EQ: How much are you compressing and automating the vocals?

CLA: Oh, we’re hitting them with a baseball bat like three or four times over. I’m not using the compression to save myself from having to ride the fader; I’m trying to put some character into it. I want it to sound like it was recorded on a 16 track, with a Fairchild, hitting the tape nice and hard, adding all of that color and character into it — making that in your face sound. We’re trying to pull together a rack mount 2" machine that we just XLR in and out and to use as an effect. The half-inch doesn’t emulate a 24-track vocal sound, and that’s what I’m after . . . like a 30 or 15 ips Dolby vocal track sound. The half-inch is too clean; it distorts before it bends. Well, what’s the tape width of a 24-track? It’s like a 12th of an inch per track with the gap. There’s not much room there. You just can’t emulate that.

EQ: You’re immensely successful in this field. How do you recommend that people break out of the hobbyist stage and into the big business?
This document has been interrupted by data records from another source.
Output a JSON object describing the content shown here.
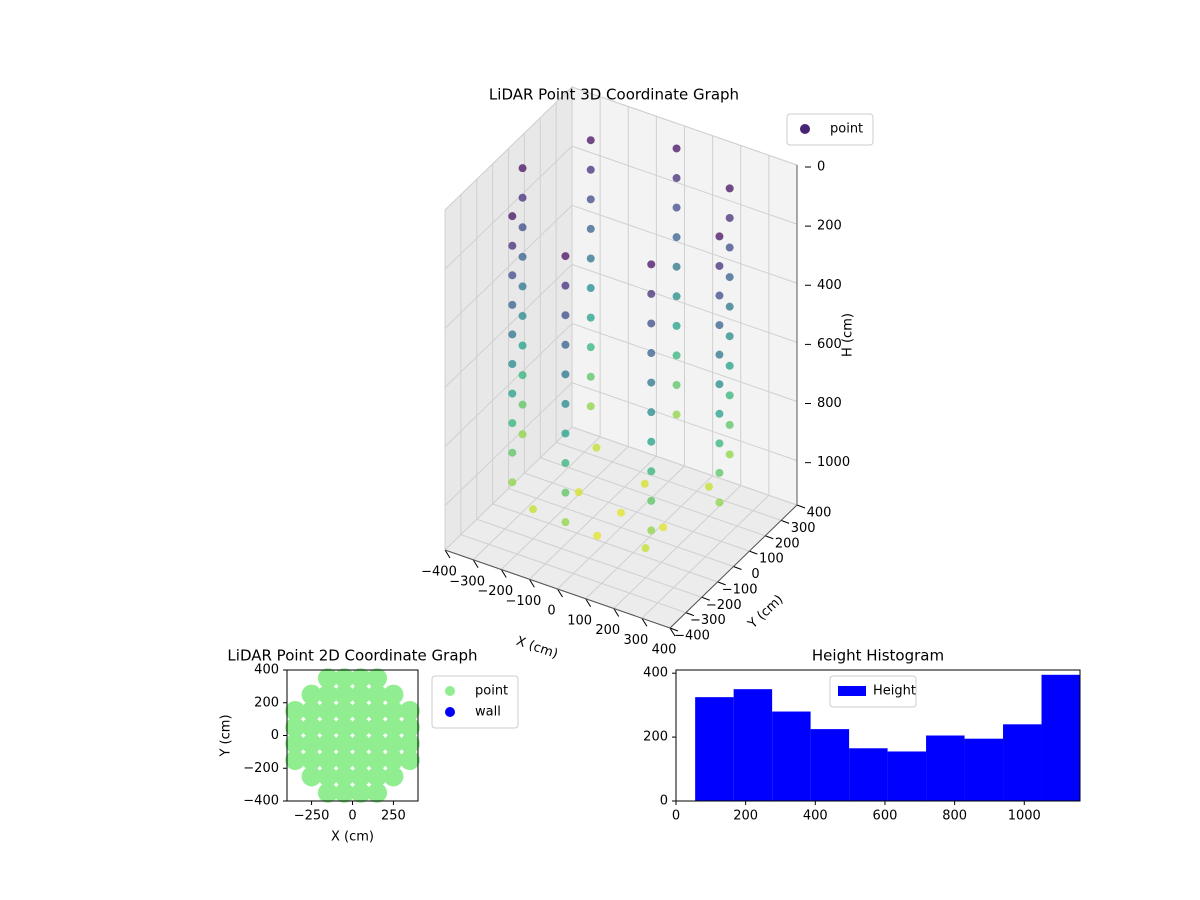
{
  "chart_data": [
    {
      "type": "scatter3d",
      "title": "LiDAR Point 3D Coordinate Graph",
      "xlabel": "X (cm)",
      "ylabel": "Y (cm)",
      "zlabel": "H (cm)",
      "colormap": "viridis",
      "zinvert": true,
      "legend": "upper right",
      "xlim": [
        -400,
        400
      ],
      "ylim": [
        -400,
        400
      ],
      "zlim": [
        0,
        1150
      ],
      "xticks": [
        {
          "value": -400,
          "label": "−400"
        },
        {
          "value": -300,
          "label": "−300"
        },
        {
          "value": -200,
          "label": "−200"
        },
        {
          "value": -100,
          "label": "−100"
        },
        0,
        100,
        200,
        300,
        400
      ],
      "yticks": [
        {
          "value": -400,
          "label": "−400"
        },
        {
          "value": -300,
          "label": "−300"
        },
        {
          "value": -200,
          "label": "−200"
        },
        {
          "value": -100,
          "label": "−100"
        },
        0,
        100,
        200,
        300,
        400
      ],
      "zticks": [
        0,
        200,
        400,
        600,
        800,
        1000
      ],
      "series": [
        {
          "name": "point",
          "color": "#482475",
          "x": [
            350,
            247,
            0,
            -247,
            -350,
            -247,
            0,
            247,
            350,
            247,
            0,
            -247,
            -350,
            -247,
            0,
            247,
            350,
            247,
            0,
            -247,
            -350,
            -247,
            0,
            247,
            350,
            247,
            0,
            -247,
            -350,
            -247,
            0,
            247,
            350,
            247,
            0,
            -247,
            -350,
            -247,
            0,
            247,
            350,
            247,
            0,
            -247,
            -350,
            -247,
            0,
            247,
            350,
            247,
            0,
            -247,
            -350,
            -247,
            0,
            247,
            350,
            247,
            0,
            -247,
            -350,
            -247,
            0,
            247,
            350,
            247,
            0,
            -247,
            -350,
            -247,
            0,
            247,
            350,
            247,
            0,
            -247,
            -350,
            -247,
            0,
            247,
            0,
            150,
            0,
            -150,
            0,
            200,
            -200,
            -200,
            200
          ],
          "y": [
            0,
            247,
            350,
            247,
            0,
            -247,
            -350,
            -247,
            0,
            247,
            350,
            247,
            0,
            -247,
            -350,
            -247,
            0,
            247,
            350,
            247,
            0,
            -247,
            -350,
            -247,
            0,
            247,
            350,
            247,
            0,
            -247,
            -350,
            -247,
            0,
            247,
            350,
            247,
            0,
            -247,
            -350,
            -247,
            0,
            247,
            350,
            247,
            0,
            -247,
            -350,
            -247,
            0,
            247,
            350,
            247,
            0,
            -247,
            -350,
            -247,
            0,
            247,
            350,
            247,
            0,
            -247,
            -350,
            -247,
            0,
            247,
            350,
            247,
            0,
            -247,
            -350,
            -247,
            0,
            247,
            350,
            247,
            0,
            -247,
            -350,
            -247,
            0,
            0,
            150,
            0,
            -150,
            200,
            200,
            -200,
            -200
          ],
          "h": [
            50,
            50,
            50,
            50,
            50,
            50,
            50,
            50,
            150,
            150,
            150,
            150,
            150,
            150,
            150,
            150,
            250,
            250,
            250,
            250,
            250,
            250,
            250,
            250,
            350,
            350,
            350,
            350,
            350,
            350,
            350,
            350,
            450,
            450,
            450,
            450,
            450,
            450,
            450,
            450,
            550,
            550,
            550,
            550,
            550,
            550,
            550,
            550,
            650,
            650,
            650,
            650,
            650,
            650,
            650,
            650,
            750,
            750,
            750,
            750,
            750,
            750,
            750,
            750,
            850,
            850,
            850,
            850,
            850,
            850,
            850,
            850,
            950,
            950,
            950,
            950,
            950,
            950,
            950,
            950,
            1100,
            1100,
            1080,
            1080,
            1100,
            1050,
            1050,
            1050,
            1050
          ]
        }
      ]
    },
    {
      "type": "scatter",
      "title": "LiDAR Point 2D Coordinate Graph",
      "xlabel": "X (cm)",
      "ylabel": "Y (cm)",
      "legend": "outside right",
      "xlim": [
        -400,
        400
      ],
      "ylim": [
        -400,
        400
      ],
      "xticks": [
        {
          "value": -250,
          "label": "−250"
        },
        0,
        250
      ],
      "yticks": [
        {
          "value": -400,
          "label": "−400"
        },
        {
          "value": -200,
          "label": "−200"
        },
        0,
        200,
        400
      ],
      "series": [
        {
          "name": "point",
          "color": "#90ee90",
          "x": [
            -150,
            -50,
            50,
            150,
            -250,
            -150,
            -50,
            50,
            150,
            250,
            -350,
            -250,
            -150,
            -50,
            50,
            150,
            250,
            350,
            -350,
            -250,
            -150,
            -50,
            50,
            150,
            250,
            350,
            -350,
            -250,
            -150,
            -50,
            50,
            150,
            250,
            350,
            -350,
            -250,
            -150,
            -50,
            50,
            150,
            250,
            350,
            -250,
            -150,
            -50,
            50,
            150,
            250,
            -150,
            -50,
            50,
            150
          ],
          "y": [
            -350,
            -350,
            -350,
            -350,
            -250,
            -250,
            -250,
            -250,
            -250,
            -250,
            -150,
            -150,
            -150,
            -150,
            -150,
            -150,
            -150,
            -150,
            -50,
            -50,
            -50,
            -50,
            -50,
            -50,
            -50,
            -50,
            50,
            50,
            50,
            50,
            50,
            50,
            50,
            50,
            150,
            150,
            150,
            150,
            150,
            150,
            150,
            150,
            250,
            250,
            250,
            250,
            250,
            250,
            350,
            350,
            350,
            350
          ]
        },
        {
          "name": "wall",
          "color": "#0000ff",
          "x": [],
          "y": []
        }
      ]
    },
    {
      "type": "histogram",
      "title": "Height Histogram",
      "legend": "upper center",
      "series": [
        {
          "name": "Height",
          "color": "#0000ff",
          "bins": [
            55,
            165.5,
            276,
            386.5,
            497,
            607.5,
            718,
            828.5,
            939,
            1049.5,
            1160
          ],
          "values": [
            325,
            350,
            280,
            225,
            165,
            155,
            205,
            195,
            240,
            395
          ]
        }
      ],
      "xlim": [
        0,
        1160
      ],
      "ylim": [
        0,
        410
      ],
      "xticks": [
        0,
        200,
        400,
        600,
        800,
        1000
      ],
      "yticks": [
        0,
        200,
        400
      ]
    }
  ]
}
CLA: There’s only one way to get in the business, I believe. Find the nearest recording studio that has somebody cool in it, and beg, beg, beg to make the guy behind the board coffee. Beg to clean the toilet, beg to work there. Be a fly on the wall, be in the room with the guys who make hits like Bob Clearmountain, or Tom Lord-Alge. Be in the room with Andy Wallace. Do whatever you can do to get in the room. Take note of everything they do, and find a way that you can do it for yourself. And do it better. Learn the techniques of the vanishing art of recording from the guys that really know how to do it.

When you are starting out you are in the prime time to absorb, to discipline yourself. If you’re a slob, it’s not going to work for you. Be ready to work 15 or 16 hours a day. Make friends, and do it all for nothing. Get up off your ass and put down the bong; get your hands out of your pants and head to the studio. I was 12 years old when my mom took me to the studio and I wanted to be there every single day. That’s the love for it. All the stuff you need to learn, you really need to learn while you’re young. Listen to the music — don’t just look at it. Nobody cares what the impedance is; all they care about is when you can walk into the room, set up a mic, turn the knobs, hit record, and make everybody go “wow.”